University of Toronto Press Inc. (UTPress)
Title: Beckett's Play, in extenso
Description:
To date none of the commonly available English texts for Samuel Beckett's Play, in fact, none of the printed texts in any edition in any language, is entirely accurate.
None reflects the final text Beckett took such pains to establish; none, that is to say, includes the revisions he made after first consulting on the world premiere in German (1963), then overseeing more directly near simultaneous productions in French and English (both 1964), and finally directing the play himself at the Schiller-Theater Werkstatt in October 1978.
British and American publishers tried to accommodate Beckett's production changes in various editions of the published work, but Beckett's revisions were made in as well as on stages, over an extended period.
As publishers revised texts to accommodate productions, Beckett re-revised his work to accommodate insights drawn from new productions; that is, production generally outpaced publication.

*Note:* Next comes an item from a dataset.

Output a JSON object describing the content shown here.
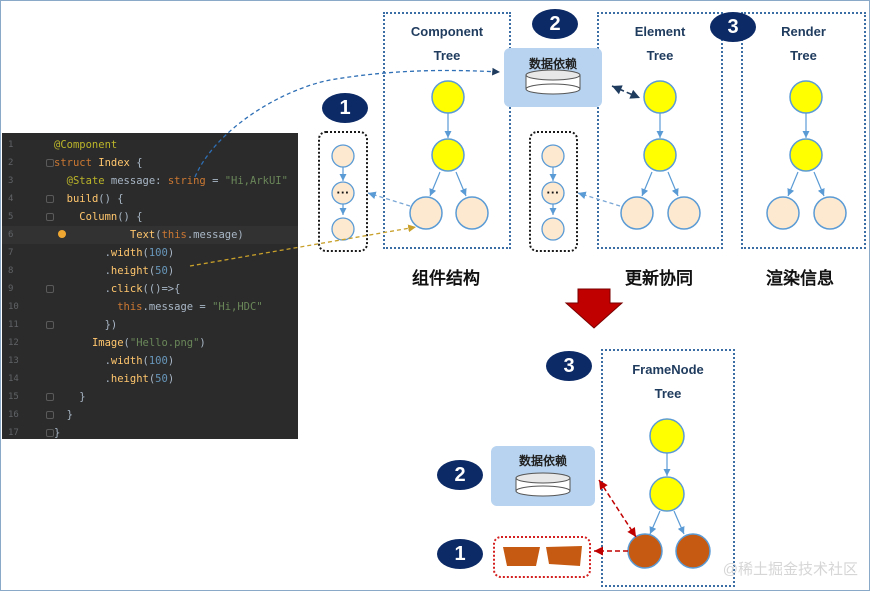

The production and textual history of Play testifies, as well, to the growing professional pressures on Samuel Beckett as an international artist (if not an international commodity) by the mid-1960s.
That pressure would culminate in the so-called "catastrophe" of the Nobel Prize in 1969.
The early productions of Play, moreover, suggest a singular shift in Beckett's development as a theatre artist.
At this period, Beckett began to embrace theatre not as the medium through which an authored script was given its preconceived expression but as a (or even the) means through which his theatre art was created.
In many respects this aesthetic shift, much of it the result of theatrical necessity, represented a break from the hegemony of modernist textuality, from Modernism itself, in fact, and a move closer to the indeterminacy we more often associate with post-modernist textuality.